FoxG1 upregulation during radial migration is required for the positioning but not the maturation of interneuron precursors. FoxG1 LOF was carried out during tangential migration prior to the 3rd phase (Fig. 1O) by using a Sst-Cre driver. Control (Sst-Cre; FoxG1-C/+) and FoxG1 LOF (Sst-Cre; FoxG1-C/C) cells were compared. Approximately 30% of cortical interneurons are Sst positive, and they mostly occupy deep layers (A). At P7, the positions of LOF cells were shifted more superficially (B and C), and some were ectopically located in layer 1 (B, arrowhead). Error bars are ± SEM, two-tailed t test: P = 0.0127*(I), P = 0.0376*(II/III), P = 0.269 (IV), P = 0.0880(V), P = 0.0366*(VI). (D–J) Intrinsic electrophysiological properties of FoxG1 LOF cells were analyzed. For this, tdTomato-labeled cells (Ai9) at postnatal 3 wk were compared by whole-cell patch clamp analysis in acute brain slices. (D) Responses to depolarizing or hyperpolarizing current injection of Sst interneurons in the superficial layers of the S1 barrel field. Similar to control layer 2/3 Sst interneurons, FoxG1 LOF cells in layer 2/3 as well as the ones ectopically located in layer 1 showed low threshold spike (LTS) firing properties. (E) Frequency–current relationships were found to be similar between control (n = 10) and FoxG1 LOF (n = 16) Sst interneurons (E, Left).

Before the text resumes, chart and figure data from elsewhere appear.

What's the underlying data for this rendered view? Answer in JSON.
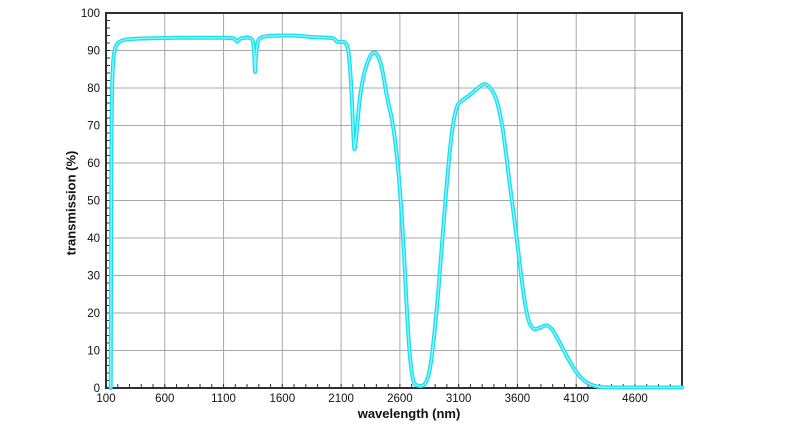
{
  "page": {
    "background": "#ffffff"
  },
  "style": {
    "grid_color": "#a8a8a8",
    "axis_color": "#2f2f2f",
    "text_color": "#111111",
    "curve_color": "#18dff0",
    "curve_core_color": "#8df3fb"
  },
  "chart_data": {
    "type": "line",
    "title": "",
    "xlabel": "wavelength (nm)",
    "ylabel": "transmission (%)",
    "xlim": [
      100,
      5000
    ],
    "ylim": [
      0,
      100
    ],
    "grid": true,
    "legend": "none",
    "x_major_ticks": [
      100,
      600,
      1100,
      1600,
      2100,
      2600,
      3100,
      3600,
      4100,
      4600
    ],
    "x_minor_tick_step": 100,
    "y_major_ticks": [
      0,
      10,
      20,
      30,
      40,
      50,
      60,
      70,
      80,
      90,
      100
    ],
    "y_minor_tick_step": 2,
    "series": [
      {
        "name": "transmission",
        "color": "#18dff0",
        "points": [
          [
            140,
            0
          ],
          [
            141,
            8
          ],
          [
            142,
            20
          ],
          [
            144,
            45
          ],
          [
            146,
            62
          ],
          [
            149,
            74
          ],
          [
            152,
            80
          ],
          [
            156,
            84
          ],
          [
            161,
            87
          ],
          [
            168,
            89
          ],
          [
            177,
            90.5
          ],
          [
            190,
            91.5
          ],
          [
            210,
            92.2
          ],
          [
            240,
            92.7
          ],
          [
            300,
            93.0
          ],
          [
            400,
            93.2
          ],
          [
            550,
            93.3
          ],
          [
            700,
            93.4
          ],
          [
            850,
            93.4
          ],
          [
            1000,
            93.4
          ],
          [
            1100,
            93.4
          ],
          [
            1150,
            93.3
          ],
          [
            1190,
            93.2
          ],
          [
            1215,
            92.4
          ],
          [
            1240,
            93.1
          ],
          [
            1280,
            93.4
          ],
          [
            1320,
            93.4
          ],
          [
            1345,
            92.8
          ],
          [
            1358,
            90.5
          ],
          [
            1368,
            84.3
          ],
          [
            1376,
            88.5
          ],
          [
            1388,
            91.8
          ],
          [
            1402,
            93.0
          ],
          [
            1430,
            93.6
          ],
          [
            1500,
            93.9
          ],
          [
            1600,
            94.0
          ],
          [
            1700,
            94.0
          ],
          [
            1780,
            93.8
          ],
          [
            1850,
            93.6
          ],
          [
            1920,
            93.5
          ],
          [
            1990,
            93.4
          ],
          [
            2030,
            93.3
          ],
          [
            2048,
            92.9
          ],
          [
            2065,
            92.4
          ],
          [
            2090,
            92.3
          ],
          [
            2115,
            92.3
          ],
          [
            2135,
            92.1
          ],
          [
            2152,
            91.2
          ],
          [
            2165,
            89.0
          ],
          [
            2178,
            84.5
          ],
          [
            2192,
            76.5
          ],
          [
            2203,
            68.5
          ],
          [
            2212,
            64.0
          ],
          [
            2220,
            64.5
          ],
          [
            2232,
            68.0
          ],
          [
            2247,
            73.5
          ],
          [
            2265,
            78.5
          ],
          [
            2290,
            83.0
          ],
          [
            2315,
            86.0
          ],
          [
            2340,
            88.0
          ],
          [
            2365,
            89.2
          ],
          [
            2390,
            89.4
          ],
          [
            2412,
            88.6
          ],
          [
            2435,
            86.8
          ],
          [
            2458,
            83.5
          ],
          [
            2480,
            79.5
          ],
          [
            2505,
            75.5
          ],
          [
            2530,
            72.0
          ],
          [
            2555,
            67.0
          ],
          [
            2580,
            60.0
          ],
          [
            2600,
            53.0
          ],
          [
            2618,
            45.0
          ],
          [
            2636,
            35.0
          ],
          [
            2654,
            24.0
          ],
          [
            2672,
            14.0
          ],
          [
            2690,
            7.0
          ],
          [
            2710,
            2.5
          ],
          [
            2730,
            1.0
          ],
          [
            2760,
            0.6
          ],
          [
            2790,
            0.6
          ],
          [
            2815,
            1.2
          ],
          [
            2840,
            3.0
          ],
          [
            2865,
            7.0
          ],
          [
            2890,
            13.5
          ],
          [
            2915,
            21.5
          ],
          [
            2940,
            31.0
          ],
          [
            2965,
            41.0
          ],
          [
            2990,
            51.0
          ],
          [
            3015,
            60.0
          ],
          [
            3040,
            67.5
          ],
          [
            3065,
            72.5
          ],
          [
            3090,
            75.3
          ],
          [
            3115,
            76.3
          ],
          [
            3145,
            77.0
          ],
          [
            3180,
            77.8
          ],
          [
            3220,
            78.8
          ],
          [
            3260,
            79.9
          ],
          [
            3300,
            80.8
          ],
          [
            3330,
            81.0
          ],
          [
            3360,
            80.3
          ],
          [
            3395,
            78.8
          ],
          [
            3425,
            76.5
          ],
          [
            3455,
            72.5
          ],
          [
            3480,
            68.0
          ],
          [
            3505,
            62.0
          ],
          [
            3530,
            55.5
          ],
          [
            3555,
            49.5
          ],
          [
            3580,
            43.5
          ],
          [
            3605,
            37.0
          ],
          [
            3630,
            30.5
          ],
          [
            3655,
            24.5
          ],
          [
            3680,
            20.0
          ],
          [
            3705,
            17.2
          ],
          [
            3730,
            16.0
          ],
          [
            3755,
            15.7
          ],
          [
            3785,
            16.0
          ],
          [
            3815,
            16.4
          ],
          [
            3845,
            16.7
          ],
          [
            3875,
            16.3
          ],
          [
            3905,
            15.2
          ],
          [
            3935,
            13.5
          ],
          [
            3965,
            11.8
          ],
          [
            3995,
            10.0
          ],
          [
            4025,
            8.2
          ],
          [
            4055,
            6.5
          ],
          [
            4085,
            5.0
          ],
          [
            4115,
            3.7
          ],
          [
            4145,
            2.6
          ],
          [
            4175,
            1.8
          ],
          [
            4205,
            1.2
          ],
          [
            4235,
            0.8
          ],
          [
            4265,
            0.5
          ],
          [
            4300,
            0.3
          ],
          [
            4350,
            0.2
          ],
          [
            4450,
            0.15
          ],
          [
            4600,
            0.15
          ],
          [
            4800,
            0.15
          ],
          [
            5000,
            0.15
          ]
        ]
      }
    ]
  }
}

Ectopically located layer 1 (n = 9) and layer 2/3 (n = 7) FoxG1 LOF cells were both indistinguishable from the wild type (E, Right). (F–J) Intrinsic firing properties of Sst interneurons were found to be largely unaffected by FoxG1 LOF. (Top) Data comparing control vs. FoxG1 LOF, and (Bottom) data comparing layer 1 vs. layer 2/3 FoxG1 LOF interneurons. (F) Intrinsic firing properties of Sst interneurons, which show either LTS or regular spiking (RS) features. The proportion of LTS and RS Sst types was similar between control vs. FoxG1 LOF (F, Top) and L1 vs. L2/3 FoxG1 LOF cells (F, Bottom; not significant by Chi-square test). While resting membrane potential (RMP, G, Top), input resistance (Ri, H, Top) and voltage sag amplitude in response to a hyperpolarizing current injection (−0.2 nA, 1 s) were indistinguishable (I, Top), FoxG1 LOF cells exhibited a longer time constant compared to control Sst interneurons (P < 0.01, Welch’s t test) (J, Top). Note that FoxG1 LOF interneurons in layers 1 and 2/3 have similar intrinsic electrophysiological properties (G–J, Bottom). (Scale bars: 50 µm.)

Fig. 6.

FoxG1 functions in a gene dosage–dependent manner in forebrain patterning. Control (homozygous for floxed conditional allele), heterozygous (floxed allele/LacZ knock-in null), hypomorphic (floxed allele with a Neo cassette remaining in downstream 3′UTR/LacZ knock-in null), and null (floxed allele/Cre knock-in null) brains were compared at E12.5. Immunohistochemistry is shown for Pax6 (A–D) and Nkx2-1 (A’–D’), with nuclear counterstaining (DAPI) in blue. As FoxG1 gene dosage decreases (top scheme), the Nkx2-1 positive domain disappears between the heterozygous (B’) and hypomorphic (C’) models. Refer to SI Appendix, Supplementary Figure for the FoxG1 +/+ and +/− genotypes. (Scale bars: 200 µm.)